Kein Comeback der AKWs: Ein Löwenherz für Japans Grünstrom

Ausgerechnet der rechte Ex-Regierungschef Koizumi drängt seinen Nachfolger Shinzo Abe zum sofortigen Atomausstieg. Doch der ziert sich noch.

Arbeiter in Fukushima. Bild: reuters

BERLIN taz | Die Atomkraftgegner in Japan haben höchst prominente Unterstützung erhalten. Ausgerechnet der rechtsnationale und neoliberale Expremierminister Junichiro Koizumi fordert den sofortigen Ausstieg aus der Atomkraft und eine Wende hin zu erneuerbaren Energien. Die 50 abgeschalteten Reaktoren in ganz Japan sollten nie wieder in Betrieb gehen.

Koizumis Meinung hat enormes Gewicht. Er hat von 2001 bis 2006 regiert und ist bis heute der beliebteste Politiker des Landes. Ihm wird ein untrügliches Gespür für die Wählerstimmung nachgesagt.

Bei einem Auftritt vor 350 Journalisten warf Koizumi den Befürwortern der Atomkraft vor, „unverantwortlich und allzu optimistisch“ auf den Neustart der Reaktoren zu drängen, ohne ein Endlager für Atomabfälle zu bauen. Dann fragte der rhetorisch brillante Politiker: „Ist es nicht eine großartige Idee voller Träume, dass wir das, was uns die Natur gibt, in erneuerbare Energie verwandeln?“

Koizumi forderte seinen Nachfolger und Ziehsohn Shinzo Abe, der seit knapp einem Jahr ein zweites Mal regiert, zum Handeln auf. Es sei selten, dass die Wähler in einer Frage so einig seien. Abe könne sich glücklich schätzen, als Regierungschef diese Chance zu bekommen.

Koizumi, der wegen seiner grauen Haartolle und seines politischen Muts in Japan „Löwenherz“ genannt wird, war einst selbst ein glühender Anhänger der Atomkraft. Während seiner fünfjährigen Amtszeit gingen vier neue Atomkraftwerke ans Netz. Seine konservative Regierung genehmigte auch den Bau eines siebten und achten Reaktors in Fukushima Daiichi und schaffte unter dem Einfluss des Stromriesen Tepco die Subventionen für Solaranlagen ab.

Kein Endlager

Doch die Kernschmelzen vom März 2011 haben Koizumi zu einem Atomkraftgegner bekehrt. Der Himmel habe Japan die Chance gegeben, umweltfreundliche Energien zu entwickeln, sagte er schon 2012. Als sich japanische Industrievertreter bei einer Konferenz im April für Atomkraft aussprachen, stand Koizumi auf und erklärte: „Das ist nicht gut!“ – und löste damit große Stille im Saal aus.

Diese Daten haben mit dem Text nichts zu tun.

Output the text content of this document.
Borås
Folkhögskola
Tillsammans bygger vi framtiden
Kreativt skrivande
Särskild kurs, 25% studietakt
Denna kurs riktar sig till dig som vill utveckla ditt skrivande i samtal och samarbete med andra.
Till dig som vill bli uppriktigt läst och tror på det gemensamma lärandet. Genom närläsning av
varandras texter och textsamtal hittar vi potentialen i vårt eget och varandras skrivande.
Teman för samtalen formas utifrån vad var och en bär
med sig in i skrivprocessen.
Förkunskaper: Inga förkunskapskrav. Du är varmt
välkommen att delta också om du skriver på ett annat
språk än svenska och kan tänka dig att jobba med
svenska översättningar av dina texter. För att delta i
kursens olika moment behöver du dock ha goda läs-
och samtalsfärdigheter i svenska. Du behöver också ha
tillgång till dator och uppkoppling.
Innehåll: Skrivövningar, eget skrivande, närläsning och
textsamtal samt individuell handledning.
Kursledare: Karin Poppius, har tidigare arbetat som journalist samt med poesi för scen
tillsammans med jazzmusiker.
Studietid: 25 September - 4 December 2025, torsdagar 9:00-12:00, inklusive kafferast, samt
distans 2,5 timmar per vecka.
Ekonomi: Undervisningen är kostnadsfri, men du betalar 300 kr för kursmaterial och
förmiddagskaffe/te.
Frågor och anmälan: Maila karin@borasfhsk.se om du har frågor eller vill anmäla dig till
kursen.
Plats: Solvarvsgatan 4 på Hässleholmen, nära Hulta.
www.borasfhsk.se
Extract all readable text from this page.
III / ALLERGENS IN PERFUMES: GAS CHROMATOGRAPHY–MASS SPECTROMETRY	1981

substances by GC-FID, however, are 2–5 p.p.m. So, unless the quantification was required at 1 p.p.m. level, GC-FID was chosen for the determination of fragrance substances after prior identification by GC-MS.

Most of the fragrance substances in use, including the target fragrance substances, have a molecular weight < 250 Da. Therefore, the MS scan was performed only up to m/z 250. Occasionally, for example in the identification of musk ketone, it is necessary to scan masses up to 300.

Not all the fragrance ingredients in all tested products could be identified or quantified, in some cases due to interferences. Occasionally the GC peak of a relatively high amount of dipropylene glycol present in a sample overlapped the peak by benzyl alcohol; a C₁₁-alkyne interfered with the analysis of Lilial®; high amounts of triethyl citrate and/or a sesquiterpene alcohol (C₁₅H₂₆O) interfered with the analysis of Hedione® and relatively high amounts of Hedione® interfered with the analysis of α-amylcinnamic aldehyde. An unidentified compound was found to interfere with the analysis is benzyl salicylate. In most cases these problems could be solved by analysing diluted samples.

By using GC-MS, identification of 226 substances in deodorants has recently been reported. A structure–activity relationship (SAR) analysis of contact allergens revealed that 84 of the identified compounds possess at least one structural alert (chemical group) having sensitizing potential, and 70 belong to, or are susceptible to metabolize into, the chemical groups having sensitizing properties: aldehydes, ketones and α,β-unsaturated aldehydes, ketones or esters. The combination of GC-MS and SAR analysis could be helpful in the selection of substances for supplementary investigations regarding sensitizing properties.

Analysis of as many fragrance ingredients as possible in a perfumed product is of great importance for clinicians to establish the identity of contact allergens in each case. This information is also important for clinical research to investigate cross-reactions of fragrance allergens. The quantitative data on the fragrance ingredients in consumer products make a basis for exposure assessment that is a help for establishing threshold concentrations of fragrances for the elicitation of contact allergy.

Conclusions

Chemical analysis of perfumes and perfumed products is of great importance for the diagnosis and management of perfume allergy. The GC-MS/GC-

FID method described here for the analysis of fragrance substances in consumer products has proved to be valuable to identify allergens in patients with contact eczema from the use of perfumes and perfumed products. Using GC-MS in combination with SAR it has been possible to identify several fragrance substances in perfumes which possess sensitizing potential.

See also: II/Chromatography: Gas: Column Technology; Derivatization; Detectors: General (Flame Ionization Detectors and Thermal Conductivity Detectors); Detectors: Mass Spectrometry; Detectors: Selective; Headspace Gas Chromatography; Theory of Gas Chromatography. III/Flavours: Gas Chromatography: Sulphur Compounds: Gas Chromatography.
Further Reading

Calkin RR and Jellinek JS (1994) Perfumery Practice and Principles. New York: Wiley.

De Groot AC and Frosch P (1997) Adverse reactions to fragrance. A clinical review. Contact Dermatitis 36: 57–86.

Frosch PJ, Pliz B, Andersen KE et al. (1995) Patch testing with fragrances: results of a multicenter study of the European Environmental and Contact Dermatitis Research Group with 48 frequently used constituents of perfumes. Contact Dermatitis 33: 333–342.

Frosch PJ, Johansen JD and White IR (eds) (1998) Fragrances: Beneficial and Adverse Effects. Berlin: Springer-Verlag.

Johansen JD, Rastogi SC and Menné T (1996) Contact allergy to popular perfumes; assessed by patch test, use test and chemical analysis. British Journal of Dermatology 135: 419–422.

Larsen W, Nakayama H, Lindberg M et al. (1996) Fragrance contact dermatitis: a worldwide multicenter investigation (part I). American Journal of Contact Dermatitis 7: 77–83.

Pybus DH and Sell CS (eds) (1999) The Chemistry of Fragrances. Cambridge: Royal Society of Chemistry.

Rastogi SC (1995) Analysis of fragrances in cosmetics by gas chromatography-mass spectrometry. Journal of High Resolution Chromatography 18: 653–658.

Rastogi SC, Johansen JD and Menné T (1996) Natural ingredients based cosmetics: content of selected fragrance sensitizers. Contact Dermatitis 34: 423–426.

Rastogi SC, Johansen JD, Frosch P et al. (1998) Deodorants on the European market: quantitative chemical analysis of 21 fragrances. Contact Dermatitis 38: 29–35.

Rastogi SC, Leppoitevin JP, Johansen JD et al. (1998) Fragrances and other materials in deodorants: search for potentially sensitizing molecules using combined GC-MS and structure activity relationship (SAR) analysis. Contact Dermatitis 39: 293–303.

Im August überredete Koizumi Manager der AKW-Bauer Toshiba, Hitachi und Mitsubishi zu einer Europareise. In Deutschland besuchte die Gruppe ein Windkraftwerk und eine Biogasanlage. In Finnland besichtigte man die Atommülldeponie Onkalo, die 2020 in Betrieb geht.

Ohne ein eigenes Endlager habe Japan keine andere Wahl als den Atomausstieg, bilanzierte Koizumi. Anfang Oktober schockierte er 2.500 Manager mit der Aussage, nichts sei teurer als Atomenergie. Japan solle sich für eine nachhaltigere Gesellschaft entscheiden. Wenn der heutige Regierungschef diese Entscheidung fälle, werde ihm die Mehrheit seiner Partei folgen, setzte Koizumi jetzt hinzu.

Die Signale seines früheren Mentors sind bei Abe angekommen. Inzwischen fällt seine Ankündigung, die abgeschalteten Reaktoren möglichst schnell wieder in Betrieb zu nehmen, wesentlich leiser aus. Doch in der Sache bleibt Abe hart, zumal seine Pro-Atom-Haltung seine Beliebtheit nicht verringert hat. Auch wenn der politische Instinkt dafür spreche, sei ein Atomausstieg verantwortungslos, meinte Abe. Die Einfuhr von Ersatzbrennstoffen koste Japan jährlich 30 Milliarden Euro. Das sei japanischer Reichtum, der ins Ausland abfließe.

Gegen diese kühle Vernunft setzt Koizumi seinen emotionalen Traum. Dahinter verbirgt sich aber auch eine Warnung an seinen Ziehsohn Abe, den starken Wählerwunsch nach einem Atomausstieg nicht einfach zu ignorieren.